Michael Bay
Michael Bay © Kurt Krieger/Corbis

Cette année, le 41e Festival de Deauvillerend une série d'hommages à des réalisateurs et des acteurs parmi lesquelsKeanu Reeves, Orson Welles, Terence Malick, Ian McKellen, Lawrence Bender, Patricia Clarkson, Orlando Bloom . En tête de liste de ces hommages, un nom m'interpelle : Michael Bay. Le papa de la série Transformers , le roi du film d'action bourré de testostérone, le pyrotechnicien d'Hollywood reçoit les honneurs d'un festival autre que celui des Razzie Awards, qui récompense les pires films de l'histoire. Mais que s'est il donc passé ?

Dans les premières scènes, on doit attraper le spectateur par les couilles et les secouer

Michael Bay, Première - août 1998

Jeune garçon prépubère, j'ai découvert en 1996 au cinéma le film The Rock , le deuxième long métrage de Michael Bay. Et j'ai donc testé la méthode suggestive, et néanmoins efficace, du réalisateur. On y voyait Sean Connery et Nicolas Cage prendre d'assaut Alcatraz pour défaire un général de l'armée américaine mutin et preneur d'otages (Ed Harris ), qui dénonçait l'abandon des soldats rentrés au pays après la première guerre du Golfe. Au milieu des explosions, des dialogues efficaces et distingués, de plans en contre plongée au ralenti, le tout sur un rythme effréné… Je n'avais pas vraiment perçu à l'époque le sous-entendu politique du film, préférant la jubilation des poursuites en voiture, des répliques qui tuent et des fusillades. Mais le gouvernement américain, oui, et ce dernier avait refusé de prêter son matériel pour le tournage du film.

Mais Michael Bay n'est pas un réalisateur politisé. Loin de là. Il fait des films pour tout le monde, et les ados en première ligne. Depuis 1995 et son premier film Bad Boys avec Will Smith et Martin Lawrence , il a mis en place des recettes qui cartonnent au box office et a crée un style qui n'appartient qu'à lui. Les scènes sont ultra-découpées voire épileptiques, et il vise toujours l'efficacité, avec une débauche d'effets spéciaux. Michael Bay a fait ses armes dans la pub et les clips vidéos (Aerosmith, Meat Loaf, Tina Turner) . Il est repéré par les producteurs Don Simpson et Jerry Bruckheimer (Top Gun ) grâce à un clip réalisé pour le film Jours de Tonnerre de Tony Scott.

L'illumination cinématographique, Michael Bay l'avait eu quelques années auparavant chez Lucas films où il tombe sur le story board de Indiana Jones et l'Arche Perdue . Persuadé que la création de Steven Spielberg ne rendra rien, il doit bien admettre son erreur à la sortie du film. Cette erreur de jugement lui montre la voie à suivre. A partir de là, il n'aura de cesse de réaliser et diriger les acteurs, dans des tournages sous pression et frénétiques. Pourtant, si vous lui posez la question, il aimerait faire un film comme les frères Coen, qu'il admire. Un projet qui est pourtant bien loin de l'univers visuel qu'il a créé.

J'adorerais faire un petit film [...] sans effets spéciaux, sans explosions avec seulement des personnages. Mais un film pareil, ça ne se trouve pas facilement.

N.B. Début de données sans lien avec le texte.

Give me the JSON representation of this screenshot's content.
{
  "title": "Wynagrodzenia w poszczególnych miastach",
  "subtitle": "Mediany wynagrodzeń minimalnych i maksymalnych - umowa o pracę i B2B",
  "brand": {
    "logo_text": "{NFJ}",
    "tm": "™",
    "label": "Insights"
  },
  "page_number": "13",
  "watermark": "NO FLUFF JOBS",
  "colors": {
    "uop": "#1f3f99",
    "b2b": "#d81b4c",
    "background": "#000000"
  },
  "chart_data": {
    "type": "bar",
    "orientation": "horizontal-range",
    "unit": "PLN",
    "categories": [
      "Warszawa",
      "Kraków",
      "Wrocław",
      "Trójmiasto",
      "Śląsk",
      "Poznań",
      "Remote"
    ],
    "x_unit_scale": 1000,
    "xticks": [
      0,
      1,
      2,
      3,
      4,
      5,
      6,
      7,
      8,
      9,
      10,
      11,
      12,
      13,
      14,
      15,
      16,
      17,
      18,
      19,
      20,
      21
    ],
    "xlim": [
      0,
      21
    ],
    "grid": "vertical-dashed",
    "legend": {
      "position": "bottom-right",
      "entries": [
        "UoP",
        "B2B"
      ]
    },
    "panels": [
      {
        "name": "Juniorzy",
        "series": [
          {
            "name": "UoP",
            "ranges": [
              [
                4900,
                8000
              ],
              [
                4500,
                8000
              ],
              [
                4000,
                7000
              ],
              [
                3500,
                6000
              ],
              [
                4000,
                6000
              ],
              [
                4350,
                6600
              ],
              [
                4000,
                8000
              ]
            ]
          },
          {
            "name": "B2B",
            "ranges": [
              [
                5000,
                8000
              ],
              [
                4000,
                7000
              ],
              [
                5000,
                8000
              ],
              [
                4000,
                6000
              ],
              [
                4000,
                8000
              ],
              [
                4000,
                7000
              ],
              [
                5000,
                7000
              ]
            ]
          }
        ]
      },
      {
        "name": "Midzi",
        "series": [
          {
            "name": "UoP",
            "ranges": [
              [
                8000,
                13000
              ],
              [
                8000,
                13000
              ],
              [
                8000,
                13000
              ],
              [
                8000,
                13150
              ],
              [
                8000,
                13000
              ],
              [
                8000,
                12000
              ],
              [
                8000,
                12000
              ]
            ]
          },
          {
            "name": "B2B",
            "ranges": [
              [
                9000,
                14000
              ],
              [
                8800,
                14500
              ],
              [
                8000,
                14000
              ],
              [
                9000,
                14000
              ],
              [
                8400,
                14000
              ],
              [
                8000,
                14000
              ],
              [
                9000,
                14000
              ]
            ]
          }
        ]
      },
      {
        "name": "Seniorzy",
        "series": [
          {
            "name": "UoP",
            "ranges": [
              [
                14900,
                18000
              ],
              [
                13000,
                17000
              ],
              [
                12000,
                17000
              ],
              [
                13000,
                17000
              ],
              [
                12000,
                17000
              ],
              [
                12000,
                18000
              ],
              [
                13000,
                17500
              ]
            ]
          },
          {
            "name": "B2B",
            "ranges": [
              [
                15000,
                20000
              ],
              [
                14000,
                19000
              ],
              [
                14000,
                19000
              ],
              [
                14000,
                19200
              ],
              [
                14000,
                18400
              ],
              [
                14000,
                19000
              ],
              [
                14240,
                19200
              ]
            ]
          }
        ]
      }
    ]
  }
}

Michael Bay, Première - août 1998

Seize films et 50 millions d'entrées en France ne font pas de ces films des succès critiques. Souvent considérés comme racistes et sans intérêt, voire abétissant, les films de Michael Bay ont conquis le monde malgré tout. Et Hollywood compte en dollars plus qu'en lignes de critique de cinéma. Les films de Michael sont des succès populaires et ont rapporté près de six milliards de dollars. Ce qui lui donne une ligne de crédit ouverte à vie en tant que réalisateur comme en tant que producteur.

Un de ses derniers films, No Pain No Gain, avait été diffusé en avant-première du festival de Deauville l'an dernier, préparant le terrain à l'hommage qui suivrait. De son côté, Michael Bay ne s'est jamais caché de n'avoir d'autres prétention que de divertir le public, et le public le lui rend bien. En tant que réalisateur, il prépare le cinquième épisode de la saga Transformers . Son prochain film, 13 hours , sort en janvier prochain et raconte l'histoire vraie de six opérateurs de sécurité, en 2012, qui ont lutté pendant treize heures pour conserver leur position à Benghazi en Libye contre un groupe terroriste.

Si vous passez à Deauville ou que vous restez chez vous, et que vous souhaitez découvrir ou redécouvrir le travail de Michael Bay, loin de certains préjugés, trois sont à ne pas louper : Bad Boys (1995), The Rock (1996) et No Pain No Gain (2013).